Tuesday, August 31, 2010

Chicago DUI attorney comments on stopping red-light cameras

This Chicago DUI attorney was frustrated today.  She was behind a truck that stopped at a green light.  No, there wasn’t anything in front of the truck that caused it to stop.  It was a stale green light at a River North intersection that has a red light camera.  Luckily, there was not an accident.  Thankfully, at least some are re-considering whether these cameras are a good idea.

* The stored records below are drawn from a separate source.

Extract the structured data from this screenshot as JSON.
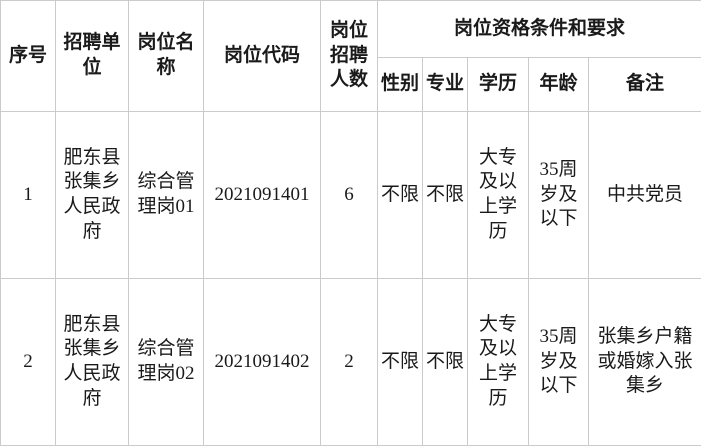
{
  "table": {
    "headers": {
      "serial": "序号",
      "unit": "招聘单位",
      "position_name": "岗位名称",
      "position_code": "岗位代码",
      "recruit_count": "岗位招聘人数",
      "qualification_group": "岗位资格条件和要求",
      "gender": "性别",
      "major": "专业",
      "education": "学历",
      "age": "年龄",
      "note": "备注"
    },
    "rows": [
      {
        "no": "1",
        "unit": "肥东县张集乡人民政府",
        "position": "综合管理岗01",
        "code": "2021091401",
        "count": "6",
        "gender": "不限",
        "major": "不限",
        "education": "大专及以上学历",
        "age": "35周岁及以下",
        "note": "中共党员"
      },
      {
        "no": "2",
        "unit": "肥东县张集乡人民政府",
        "position": "综合管理岗02",
        "code": "2021091402",
        "count": "2",
        "gender": "不限",
        "major": "不限",
        "education": "大专及以上学历",
        "age": "35周岁及以下",
        "note": "张集乡户籍或婚嫁入张集乡"
      }
    ],
    "colors": {
      "border": "#cbcbcb",
      "text": "#1a1a1a",
      "background": "#ffffff"
    }
  }
}
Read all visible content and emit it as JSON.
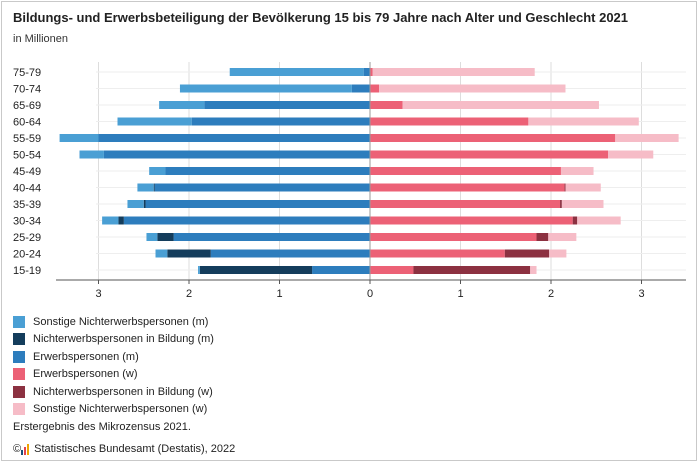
{
  "header": {
    "title": "Bildungs- und Erwerbsbeteiligung der Bevölkerung 15 bis 79 Jahre nach Alter und Geschlecht 2021",
    "subtitle": "in Millionen"
  },
  "note": "Erstergebnis des Mikrozensus 2021.",
  "source": {
    "copyright": "©",
    "text": "Statistisches Bundesamt (Destatis), 2022"
  },
  "colors": {
    "sonstige_m": "#4a9fd4",
    "bildung_m": "#143d5c",
    "erwerb_m": "#2d7dbd",
    "erwerb_w": "#ec6176",
    "bildung_w": "#8c3141",
    "sonstige_w": "#f6bcc7",
    "grid": "#dddddd",
    "axis": "#555555",
    "logo1": "#1a4f7a",
    "logo2": "#e3434f",
    "logo3": "#f0a500"
  },
  "chart_data": {
    "type": "bar",
    "orientation": "horizontal-stacked-diverging",
    "title": "Bildungs- und Erwerbsbeteiligung der Bevölkerung 15 bis 79 Jahre nach Alter und Geschlecht 2021",
    "subtitle": "in Millionen",
    "categories": [
      "75-79",
      "70-74",
      "65-69",
      "60-64",
      "55-59",
      "50-54",
      "45-49",
      "40-44",
      "35-39",
      "30-34",
      "25-29",
      "20-24",
      "15-19"
    ],
    "xlim": [
      -3.5,
      3.5
    ],
    "xticks": [
      -3,
      -2,
      -1,
      0,
      1,
      2,
      3
    ],
    "xtick_labels": [
      "3",
      "2",
      "1",
      "0",
      "1",
      "2",
      "3"
    ],
    "grid": true,
    "legend_position": "bottom-left",
    "series": [
      {
        "name": "Sonstige Nichterwerbspersonen (m)",
        "side": "m",
        "key": "sonstige_m",
        "values": [
          1.48,
          1.9,
          0.5,
          0.82,
          0.43,
          0.27,
          0.18,
          0.18,
          0.18,
          0.18,
          0.12,
          0.13,
          0.02
        ]
      },
      {
        "name": "Nichterwerbspersonen in Bildung (m)",
        "side": "m",
        "key": "bildung_m",
        "values": [
          0.0,
          0.0,
          0.0,
          0.0,
          0.0,
          0.0,
          0.0,
          0.01,
          0.02,
          0.06,
          0.18,
          0.48,
          1.24
        ]
      },
      {
        "name": "Erwerbspersonen (m)",
        "side": "m",
        "key": "erwerb_m",
        "values": [
          0.07,
          0.2,
          1.83,
          1.97,
          3.0,
          2.94,
          2.26,
          2.38,
          2.48,
          2.72,
          2.17,
          1.76,
          0.64
        ]
      },
      {
        "name": "Erwerbspersonen (w)",
        "side": "w",
        "key": "erwerb_w",
        "values": [
          0.03,
          0.1,
          0.36,
          1.75,
          2.71,
          2.63,
          2.11,
          2.15,
          2.1,
          2.24,
          1.84,
          1.49,
          0.48
        ]
      },
      {
        "name": "Nichterwerbspersonen in Bildung (w)",
        "side": "w",
        "key": "bildung_w",
        "values": [
          0.0,
          0.0,
          0.0,
          0.0,
          0.0,
          0.0,
          0.0,
          0.01,
          0.02,
          0.05,
          0.13,
          0.49,
          1.29
        ]
      },
      {
        "name": "Sonstige Nichterwerbspersonen (w)",
        "side": "w",
        "key": "sonstige_w",
        "values": [
          1.79,
          2.06,
          2.17,
          1.22,
          0.7,
          0.5,
          0.36,
          0.39,
          0.46,
          0.48,
          0.31,
          0.19,
          0.07
        ]
      }
    ]
  }
}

 Cook County Commissioner Timothy Schneider believes he has seized the initiative to turn back a red-light-camera program with the legal finding that the county can't arbitrarily impose it on municipalities.
County Board President Todd Stroger and Commissioner Joseph Mario Moreno, both Chicago Democrats, have pushed the program by insisting that the county could press the responsibility for maintaining an intersection on any municipality that rejected placing a red-light camera there. High maintenance costs would all but force local governments to accept the controversial cameras wherever the county wanted to place them. Both Stroger and Moreno said they had the legal backing of the Cook state's attorney's office on that opinion.
Yet Schneider received a letter earlier this month from Deputy State's Attorney Patrick Driscoll Jr., liaison to the county board, stating that "no such opinion exists."
Schneider hopes the legal opinion stops the proposed county-run red-light cameras in their tracks, though the issue could come up again before the county board as soon as Tuesday.
"The written opinion only restated what we already knew, what I thought to be the case, that it did require a joint decision between the county and the local municipality to either trade roads or give up any roadways," said the Bartlett Republican. "The fact of the matter is, they had no legs to stand on."
Schneider didn't accuse Stroger and Moreno of outright lying on the issue, but he did call it "a reckless decision they came to that had no basis in fact or law."
Anyone else think the red-light cameras are more of a cash cow than a safety net for people throughout the County?